Şafaklı: Koopbank çiftlik olmaktan kurtarılmalıdır...

KKTC’nin kaynak ihtiyacı karşısında başvurduğu tek adres olan Türkiye Cumhuriyeti ile devamlı protokol imzalanmaktadır. Bu protokollerin gereği KKTC hükümetleri tarafından yapılmadığı için  çoğu tedbir tekrar ve tekrar diğer protokollere taşınmaktadır. Bunlardan biri de Kooperatif Merkez Bankası’na ilişkindir.

2019 Temmuz ayında imzalanan T.C – KKTC ekonomik protokolünde “Banka yönetiminin profesyonelleştirilmesi ve Fasıl 114 Kooperatif Şirketler (Değişiklik) Yasası'nın çıkartılması” maddesi 2020 Mayıs ayı        “İktisadi Ve Mali İşbirliği Anlaşması”na da “Kooperatif Merkez Bankası yönetiminin profesyonelleştirilmesi, Bankanın yeniden yapılandırma planının hazırlanması ve Fasıl 114 Kooperatif Şirketler (Değişiklik) Yasası'nın çıkartılması (2020)” şeklinde yer aldı.

2019 Temmuzundan 2020 Mayısına kadar yaklaşık bir yıl gerçekleştirilmeyen KOOPBANK’ın profesyonelleşmesi Cumhurbaşkanlığı seçiminin de yapılacağı 2020 yılı sonuna kadar  nerede ise imkansız görünüyor. Yine de önyargılı olmayalım, bekleyelim ve görelim.

NEDEN PORFESYONELLEŞME SADECE KOOPBANK İÇİN ÖNGÖRÜLÜYOR?

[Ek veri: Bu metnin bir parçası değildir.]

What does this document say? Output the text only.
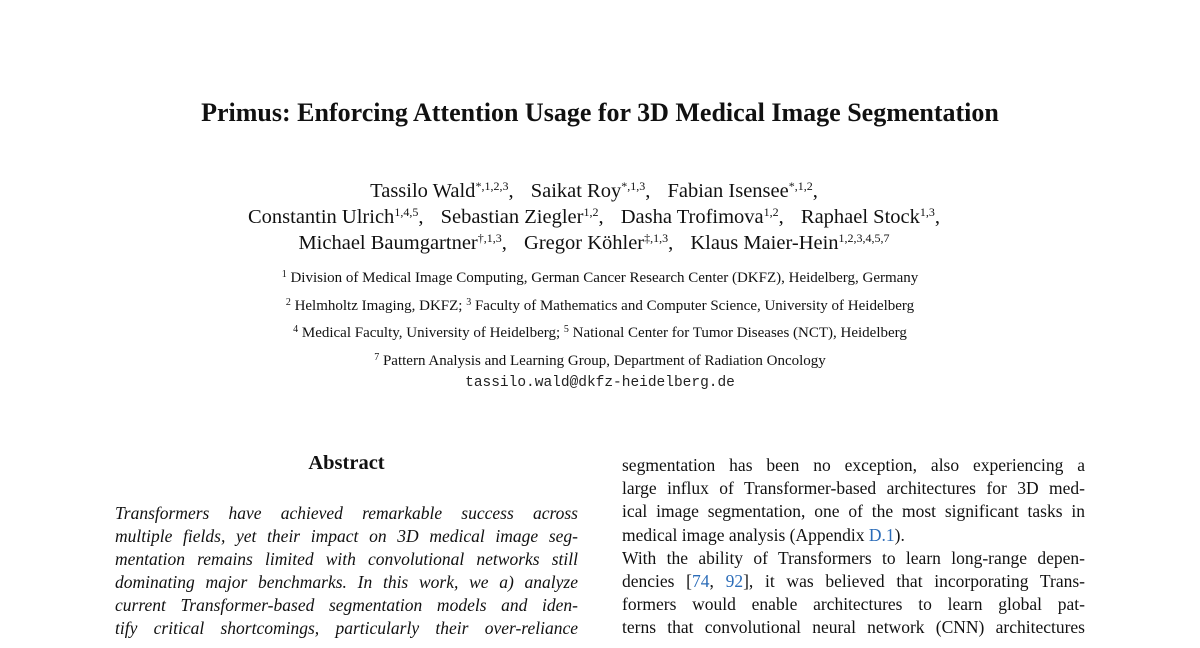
Primus: Enforcing Attention Usage for 3D Medical Image Segmentation
Tassilo Wald$^{*,1,2,3}$, Saikat Roy$^{*,1,3}$, Fabian Isensee$^{*,1,2}$,
Constantin Ulrich$^{1,4,5}$, Sebastian Ziegler$^{1,2}$, Dasha Trofimova$^{1,2}$, Raphael Stock$^{1,3}$,
Michael Baumgartner$^{\dagger,1,3}$, Gregor Köhler$^{\ddagger,1,3}$, Klaus Maier-Hein$^{1,2,3,4,5,7}$
$^1$ Division of Medical Image Computing, German Cancer Research Center (DKFZ), Heidelberg, Germany
$^2$ Helmholtz Imaging, DKFZ; $^3$ Faculty of Mathematics and Computer Science, University of Heidelberg
$^4$ Medical Faculty, University of Heidelberg; $^5$ National Center for Tumor Diseases (NCT), Heidelberg
$^7$ Pattern Analysis and Learning Group, Department of Radiation Oncology
tassilo.wald@dkfz-heidelberg.de
Abstract
Transformers have achieved remarkable success across
multiple fields, yet their impact on 3D medical image seg-
mentation remains limited with convolutional networks still
dominating major benchmarks. In this work, we a) analyze
current Transformer-based segmentation models and iden-
tify critical shortcomings, particularly their over-reliance
segmentation has been no exception, also experiencing a
large influx of Transformer-based architectures for 3D med-
ical image segmentation, one of the most significant tasks in
medical image analysis (Appendix D.1).
With the ability of Transformers to learn long-range depen-
dencies [74, 92], it was believed that incorporating Trans-
formers would enable architectures to learn global pat-
terns that convolutional neural network (CNN) architectures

Herkes  tarafından bilindiği gibi; KKTC’deki tüm kurumlarda nerede ise profesyonelleşme bulunmamaktadır. Hiç kuşkusuz, KOOPBANK’tan daha fazla profesyonelleşmeye ihtiyaç duyulan başka kurumlarımız vardır. Örneğin, Kalkınma Bankası, VakıfBank, KIB-TEK, Şeker Sigorta, Kıbrıs Sigorta  siyaseten yapılan atamalarla arpalık gibi kullanılmakta ve hatta Şeker Sigorta ve KIB_TEK konusundaki usulsüzlük ve yolsuzluk iddiaları üzerine gidilmesi söylemden ibaretkalmaktadır. Yani, tüm bu kurumlarda çözüm şeffaflık ve hesapverebililiğin  esas alındığı iyi yönetişim ilkelerinin hakim olmasıdır. Ancak bunların arasında profesyonelleşmedesadece ve sadece KOOPBANK için ısrarcı olunmaktadır.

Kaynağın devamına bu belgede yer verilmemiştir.